01/03/2026
"Biochemistry Sounds Too Simple" - Why that is it's strength.
When I first found biochemistry, I thought the same thing many people think.
Twelve mineral salts? Cellular deficiency? Restore balance?
Surely it couldn’t ALL be that straightforward.. The claims were intriguing, bold even. So I did what any sceptical person would do.
I read everything I could find. Old texts. New texts.
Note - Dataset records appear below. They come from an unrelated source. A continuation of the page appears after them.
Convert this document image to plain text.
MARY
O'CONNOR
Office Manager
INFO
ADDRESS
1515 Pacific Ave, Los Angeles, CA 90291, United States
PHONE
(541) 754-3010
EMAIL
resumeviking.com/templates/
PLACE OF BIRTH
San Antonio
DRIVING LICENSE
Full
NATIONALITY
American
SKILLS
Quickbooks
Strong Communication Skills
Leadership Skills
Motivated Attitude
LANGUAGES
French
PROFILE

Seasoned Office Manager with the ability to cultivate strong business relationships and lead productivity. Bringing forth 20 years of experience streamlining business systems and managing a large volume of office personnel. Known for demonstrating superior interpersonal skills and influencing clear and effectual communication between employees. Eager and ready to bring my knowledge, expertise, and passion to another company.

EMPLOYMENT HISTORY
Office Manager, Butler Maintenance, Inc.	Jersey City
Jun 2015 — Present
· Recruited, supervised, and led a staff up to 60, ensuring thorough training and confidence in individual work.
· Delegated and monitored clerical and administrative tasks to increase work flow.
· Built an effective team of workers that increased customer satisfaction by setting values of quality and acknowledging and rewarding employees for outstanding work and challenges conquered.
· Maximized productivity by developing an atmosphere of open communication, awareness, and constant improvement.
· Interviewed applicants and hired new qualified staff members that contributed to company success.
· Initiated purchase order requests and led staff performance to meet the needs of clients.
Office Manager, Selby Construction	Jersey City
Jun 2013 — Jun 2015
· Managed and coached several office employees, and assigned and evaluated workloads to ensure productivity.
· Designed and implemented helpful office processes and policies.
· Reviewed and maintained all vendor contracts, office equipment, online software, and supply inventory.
Schuessler’s own writings.. And the deeper I went, the more it just.. made sense.
And when you dig down to the the creation of the biochemic method / tissue salt therapy, you soon learn that
- Simplicity Was The Aim!
Schuessler was not naive.
He was a medically trained doctor who later turned toward homoeopathy after witnessing the power of gentler methods. But even within homoeopathy, he saw something that troubled him.
Hundreds, thousands of remedies, an ever-expanding materia medica.
He wanted clarity.
He wanted a system that made physiological sense.
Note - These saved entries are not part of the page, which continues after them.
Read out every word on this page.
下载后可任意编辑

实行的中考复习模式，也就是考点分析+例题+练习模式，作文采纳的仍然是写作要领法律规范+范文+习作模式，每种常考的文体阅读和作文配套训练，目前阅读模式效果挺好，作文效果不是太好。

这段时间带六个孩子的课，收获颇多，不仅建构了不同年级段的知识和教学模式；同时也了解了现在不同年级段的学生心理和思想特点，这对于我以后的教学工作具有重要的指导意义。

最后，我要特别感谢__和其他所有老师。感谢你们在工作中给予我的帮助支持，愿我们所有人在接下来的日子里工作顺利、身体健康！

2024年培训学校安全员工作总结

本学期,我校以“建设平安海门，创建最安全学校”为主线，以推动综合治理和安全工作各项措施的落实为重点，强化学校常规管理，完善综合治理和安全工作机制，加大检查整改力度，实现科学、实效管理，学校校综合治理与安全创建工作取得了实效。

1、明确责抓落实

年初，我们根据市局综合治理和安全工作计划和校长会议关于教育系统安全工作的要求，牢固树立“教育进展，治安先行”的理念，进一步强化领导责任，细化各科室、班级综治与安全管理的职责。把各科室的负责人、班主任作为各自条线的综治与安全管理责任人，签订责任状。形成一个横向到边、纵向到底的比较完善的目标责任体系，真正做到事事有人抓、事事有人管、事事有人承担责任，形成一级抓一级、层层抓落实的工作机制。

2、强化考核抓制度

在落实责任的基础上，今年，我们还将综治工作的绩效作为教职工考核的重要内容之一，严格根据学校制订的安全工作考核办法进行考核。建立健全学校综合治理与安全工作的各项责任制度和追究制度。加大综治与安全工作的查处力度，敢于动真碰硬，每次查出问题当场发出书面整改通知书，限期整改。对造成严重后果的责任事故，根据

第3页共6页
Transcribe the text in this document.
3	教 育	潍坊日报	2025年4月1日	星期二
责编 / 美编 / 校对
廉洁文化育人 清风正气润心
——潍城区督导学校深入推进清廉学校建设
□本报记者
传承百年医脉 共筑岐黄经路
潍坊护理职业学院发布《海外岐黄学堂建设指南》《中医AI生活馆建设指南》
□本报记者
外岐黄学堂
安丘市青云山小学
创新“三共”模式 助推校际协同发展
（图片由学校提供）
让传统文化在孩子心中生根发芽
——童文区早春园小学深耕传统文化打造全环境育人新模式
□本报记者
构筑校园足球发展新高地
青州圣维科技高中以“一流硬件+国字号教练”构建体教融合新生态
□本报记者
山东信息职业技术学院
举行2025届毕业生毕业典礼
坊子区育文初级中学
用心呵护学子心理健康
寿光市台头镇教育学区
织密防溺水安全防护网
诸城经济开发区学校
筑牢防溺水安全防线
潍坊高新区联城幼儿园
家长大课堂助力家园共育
He wanted something rooted in the chemistry of the body itself, not in endless symptom catalogues. And most importantly, he wanted a method that could be used not only by doctors, but by the thoughtful layperson.
A small, coherent system. Twelve essential tissue salts.
Not thousands of remedies.
Foundational, memorable and usable.
That was the intention.
SIMPLE does not equal UNSOPHISTICATED
Biochemistry does not rely on similarity or mimicry.
It works from the premise that the human body is built from specific mineral salts. When the balance of those salts shifts, cellular function shifts.
Restore the mineral required, in a form the cell can use - and function can recalibrate.
That isn’t reductionist.
It’s structural biology, cellular economy and the most basic of first principles.
The Practical Reality:
The remedies were gentle.
They were the same mineral salts already present in healthy tissue, prepared finely so they could be absorbed and utilised. The same stuff we ingest daily in our foods.
No forcing the body, no suppression of symptoms.
No dramatic override of physiology.
Just supplying what may be lacking. There was no real reason not to test it on myself.
And when I did, and saw consistent, repeatable shifts. Some subtle, some very quick and noticeable (like in acute conditions).
I understand why Schuessler fought to simplify.
Not because he wanted to reduce medicine in any way.
But because he wanted to refine it, and bring it into alignment with the intelligence of the body, while also making it approachable for anyone to learn.
The body and it's cells prefer order.
The body does not run on spectacle.
It runs on gradients. On electrolytes, oxygen transport, mineral balance, etc.
If one element falls short, the system compensates.
If the limiting factor is restored, equilibrium improves.
Biochemistry feels simple because it stays at the level of structure.
And structure is rarely chaotic. It is precise.
If you’ve ever thought, “Surely it can’t be that straightforward,” I understand, because I thought that too.
Sometimes refinement looks like reduction.
And sometimes the most powerful approach is the one that removes excess, and returns to foundation.